In a letter to the European Commission president, José Manuel Barroso, members of the EU Corporate Leaders Group, including Alstom, Kingfisher, Shell and Tesco, say the collapse in the price of ETS allowances risks the scheme’s ability to deliver Europe’s low-carbon future at the lowest cost and want permits withheld when phase III starts in 2013.
Several energy firms, including SSE, warned last year that the Directive will have the unintended consequence of causing the collapse of, or tremendous decline in, the carbon price.
MEPs also want to see the number of allowances curtailed, with members of the European Parliament’s environment committee voting for 1.4 billion permits to be cancelled when phase III begins.

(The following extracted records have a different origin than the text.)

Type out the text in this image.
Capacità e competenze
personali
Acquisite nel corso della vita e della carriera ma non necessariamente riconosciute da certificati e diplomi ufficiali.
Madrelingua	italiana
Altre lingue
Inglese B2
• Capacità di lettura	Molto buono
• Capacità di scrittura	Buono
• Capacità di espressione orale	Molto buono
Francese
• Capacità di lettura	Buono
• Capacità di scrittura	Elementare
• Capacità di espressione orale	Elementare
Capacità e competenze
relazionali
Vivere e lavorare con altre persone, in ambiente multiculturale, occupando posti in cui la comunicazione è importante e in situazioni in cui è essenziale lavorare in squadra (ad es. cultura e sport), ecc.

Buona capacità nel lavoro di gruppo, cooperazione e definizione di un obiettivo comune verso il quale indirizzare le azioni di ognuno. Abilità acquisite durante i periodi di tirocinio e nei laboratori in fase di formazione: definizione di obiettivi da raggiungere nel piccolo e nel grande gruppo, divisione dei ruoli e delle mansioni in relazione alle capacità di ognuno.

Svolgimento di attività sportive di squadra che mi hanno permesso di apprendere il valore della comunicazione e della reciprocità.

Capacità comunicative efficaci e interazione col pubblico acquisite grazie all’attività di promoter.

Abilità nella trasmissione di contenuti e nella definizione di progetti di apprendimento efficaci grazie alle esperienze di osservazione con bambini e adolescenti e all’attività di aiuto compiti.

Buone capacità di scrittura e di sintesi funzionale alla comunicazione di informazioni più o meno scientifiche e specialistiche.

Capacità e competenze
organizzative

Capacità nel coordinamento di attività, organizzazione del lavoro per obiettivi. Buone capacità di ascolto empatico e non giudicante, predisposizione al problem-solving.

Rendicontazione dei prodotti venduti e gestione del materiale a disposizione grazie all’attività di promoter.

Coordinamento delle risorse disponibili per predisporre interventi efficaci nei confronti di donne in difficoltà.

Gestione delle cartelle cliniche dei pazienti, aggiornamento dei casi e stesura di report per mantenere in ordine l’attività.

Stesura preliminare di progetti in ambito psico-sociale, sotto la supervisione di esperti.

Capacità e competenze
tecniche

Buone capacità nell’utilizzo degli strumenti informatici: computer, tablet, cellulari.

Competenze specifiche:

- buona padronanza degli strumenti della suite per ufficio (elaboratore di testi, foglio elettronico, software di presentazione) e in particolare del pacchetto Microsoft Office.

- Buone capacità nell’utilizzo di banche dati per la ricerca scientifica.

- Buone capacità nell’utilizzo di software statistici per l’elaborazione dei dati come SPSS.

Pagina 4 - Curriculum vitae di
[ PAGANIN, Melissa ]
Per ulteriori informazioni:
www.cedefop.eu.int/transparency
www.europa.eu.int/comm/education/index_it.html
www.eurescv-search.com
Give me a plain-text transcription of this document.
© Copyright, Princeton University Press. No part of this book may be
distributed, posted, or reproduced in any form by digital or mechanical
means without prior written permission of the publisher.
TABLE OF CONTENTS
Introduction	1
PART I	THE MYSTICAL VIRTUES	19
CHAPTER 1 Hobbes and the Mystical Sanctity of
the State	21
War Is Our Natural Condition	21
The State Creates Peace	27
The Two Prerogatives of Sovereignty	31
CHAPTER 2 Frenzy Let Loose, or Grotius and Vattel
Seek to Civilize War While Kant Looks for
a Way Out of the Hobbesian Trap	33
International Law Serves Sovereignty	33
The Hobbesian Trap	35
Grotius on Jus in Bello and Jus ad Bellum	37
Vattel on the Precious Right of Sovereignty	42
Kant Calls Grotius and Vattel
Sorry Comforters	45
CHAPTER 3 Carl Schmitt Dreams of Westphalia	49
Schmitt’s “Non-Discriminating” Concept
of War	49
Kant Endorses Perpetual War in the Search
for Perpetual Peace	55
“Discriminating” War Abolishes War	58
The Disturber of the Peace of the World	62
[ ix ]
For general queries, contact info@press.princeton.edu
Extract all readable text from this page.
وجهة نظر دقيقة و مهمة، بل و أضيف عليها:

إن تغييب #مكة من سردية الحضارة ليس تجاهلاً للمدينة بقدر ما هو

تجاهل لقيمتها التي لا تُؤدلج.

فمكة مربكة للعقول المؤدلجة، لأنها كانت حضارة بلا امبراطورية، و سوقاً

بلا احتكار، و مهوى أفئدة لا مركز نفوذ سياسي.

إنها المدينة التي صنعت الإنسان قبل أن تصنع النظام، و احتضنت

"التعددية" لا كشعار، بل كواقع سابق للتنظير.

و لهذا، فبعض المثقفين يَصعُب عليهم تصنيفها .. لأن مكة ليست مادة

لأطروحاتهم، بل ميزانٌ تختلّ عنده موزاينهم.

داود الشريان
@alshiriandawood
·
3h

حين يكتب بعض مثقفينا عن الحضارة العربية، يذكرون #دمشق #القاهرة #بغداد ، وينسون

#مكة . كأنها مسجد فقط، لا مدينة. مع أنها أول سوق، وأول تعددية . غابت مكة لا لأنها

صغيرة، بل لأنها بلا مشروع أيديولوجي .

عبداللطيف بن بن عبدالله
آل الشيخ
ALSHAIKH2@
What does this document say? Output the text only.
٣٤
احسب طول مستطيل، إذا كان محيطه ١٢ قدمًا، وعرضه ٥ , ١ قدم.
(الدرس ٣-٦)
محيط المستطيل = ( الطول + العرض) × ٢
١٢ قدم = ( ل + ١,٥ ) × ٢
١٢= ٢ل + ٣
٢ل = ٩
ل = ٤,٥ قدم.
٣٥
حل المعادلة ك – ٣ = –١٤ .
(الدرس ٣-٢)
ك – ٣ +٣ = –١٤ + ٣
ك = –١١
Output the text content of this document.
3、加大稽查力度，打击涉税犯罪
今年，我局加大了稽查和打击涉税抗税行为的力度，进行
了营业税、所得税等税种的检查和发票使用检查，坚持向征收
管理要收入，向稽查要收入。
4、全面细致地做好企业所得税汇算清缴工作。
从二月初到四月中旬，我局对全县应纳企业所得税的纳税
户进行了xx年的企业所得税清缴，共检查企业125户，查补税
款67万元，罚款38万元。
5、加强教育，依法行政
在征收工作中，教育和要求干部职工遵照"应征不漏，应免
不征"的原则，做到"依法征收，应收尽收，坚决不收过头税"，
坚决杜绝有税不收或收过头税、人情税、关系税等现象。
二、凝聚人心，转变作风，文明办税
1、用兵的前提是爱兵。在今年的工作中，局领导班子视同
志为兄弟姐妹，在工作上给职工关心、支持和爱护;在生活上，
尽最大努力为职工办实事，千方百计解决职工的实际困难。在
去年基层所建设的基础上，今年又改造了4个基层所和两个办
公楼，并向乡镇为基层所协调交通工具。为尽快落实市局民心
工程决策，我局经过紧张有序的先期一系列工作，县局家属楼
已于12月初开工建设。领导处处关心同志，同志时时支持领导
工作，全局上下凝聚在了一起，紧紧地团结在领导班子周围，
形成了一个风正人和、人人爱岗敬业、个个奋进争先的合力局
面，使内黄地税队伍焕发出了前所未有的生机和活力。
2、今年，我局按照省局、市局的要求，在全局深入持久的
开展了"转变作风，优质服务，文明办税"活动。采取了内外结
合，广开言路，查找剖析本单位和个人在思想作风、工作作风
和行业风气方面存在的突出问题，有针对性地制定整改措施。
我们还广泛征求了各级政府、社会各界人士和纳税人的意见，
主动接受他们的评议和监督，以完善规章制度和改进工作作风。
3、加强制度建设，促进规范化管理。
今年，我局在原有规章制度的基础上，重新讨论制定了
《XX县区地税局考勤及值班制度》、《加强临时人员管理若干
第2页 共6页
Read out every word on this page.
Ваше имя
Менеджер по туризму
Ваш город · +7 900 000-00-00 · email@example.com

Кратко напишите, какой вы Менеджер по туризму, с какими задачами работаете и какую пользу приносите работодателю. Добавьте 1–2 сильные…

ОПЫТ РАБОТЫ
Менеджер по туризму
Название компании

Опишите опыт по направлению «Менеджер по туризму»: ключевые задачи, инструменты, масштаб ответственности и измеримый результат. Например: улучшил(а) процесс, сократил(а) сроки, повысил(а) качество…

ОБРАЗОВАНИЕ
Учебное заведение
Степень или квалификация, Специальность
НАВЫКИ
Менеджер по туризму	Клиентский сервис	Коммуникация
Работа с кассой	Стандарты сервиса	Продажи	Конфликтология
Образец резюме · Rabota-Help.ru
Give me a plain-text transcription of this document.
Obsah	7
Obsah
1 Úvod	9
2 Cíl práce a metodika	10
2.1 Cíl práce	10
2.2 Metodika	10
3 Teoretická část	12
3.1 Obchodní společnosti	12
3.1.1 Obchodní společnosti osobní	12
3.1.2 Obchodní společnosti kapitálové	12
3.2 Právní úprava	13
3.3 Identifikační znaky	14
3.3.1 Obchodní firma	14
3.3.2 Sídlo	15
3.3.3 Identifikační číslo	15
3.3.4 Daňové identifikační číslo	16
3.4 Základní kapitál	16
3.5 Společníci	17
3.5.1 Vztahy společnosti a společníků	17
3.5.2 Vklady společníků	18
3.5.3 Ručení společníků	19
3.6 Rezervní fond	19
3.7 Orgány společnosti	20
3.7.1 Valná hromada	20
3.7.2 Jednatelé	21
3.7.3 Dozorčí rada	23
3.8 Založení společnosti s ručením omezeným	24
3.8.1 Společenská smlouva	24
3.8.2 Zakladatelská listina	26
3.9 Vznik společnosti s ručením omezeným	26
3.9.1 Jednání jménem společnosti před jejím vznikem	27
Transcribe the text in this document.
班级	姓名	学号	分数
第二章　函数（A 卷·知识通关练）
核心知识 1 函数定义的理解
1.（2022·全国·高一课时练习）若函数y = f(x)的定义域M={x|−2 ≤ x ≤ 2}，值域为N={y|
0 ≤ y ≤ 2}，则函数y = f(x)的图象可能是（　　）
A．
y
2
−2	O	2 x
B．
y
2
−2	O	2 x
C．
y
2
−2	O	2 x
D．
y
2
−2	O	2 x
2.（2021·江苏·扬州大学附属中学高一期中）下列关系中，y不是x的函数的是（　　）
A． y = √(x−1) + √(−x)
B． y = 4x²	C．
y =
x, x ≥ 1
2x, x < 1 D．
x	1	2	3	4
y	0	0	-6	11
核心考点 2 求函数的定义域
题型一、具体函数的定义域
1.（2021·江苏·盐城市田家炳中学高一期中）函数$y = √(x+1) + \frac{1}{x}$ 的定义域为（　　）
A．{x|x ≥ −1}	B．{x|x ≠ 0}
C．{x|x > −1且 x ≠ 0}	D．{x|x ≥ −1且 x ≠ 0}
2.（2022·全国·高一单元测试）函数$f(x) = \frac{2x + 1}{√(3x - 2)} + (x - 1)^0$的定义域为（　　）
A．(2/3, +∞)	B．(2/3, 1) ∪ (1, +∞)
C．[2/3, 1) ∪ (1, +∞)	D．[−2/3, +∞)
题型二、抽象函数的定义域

In addition, the committee says that the cap on the number of allowances should be tightened each year from 1.75% to 2.25%, significantly reducing the total number of permits available between 2013 and 2020.
Analysts say that the collapse in the price of allowances in 2011 was due to fears about the eurozone’s future and a persisting surplus of permits.
In July 2011, the campaign group Sandbag forecast a 1.9 billion oversupply of ETS carbon permits through to the end of phase III in 2020. It found that 77% of installations covered by the scheme in 2011 had a surplus of permits.
At the start of 2012, allowances were trading at €6.78. The average price in the second half of 2008 was €22, having peaked at around €30 in April 2006.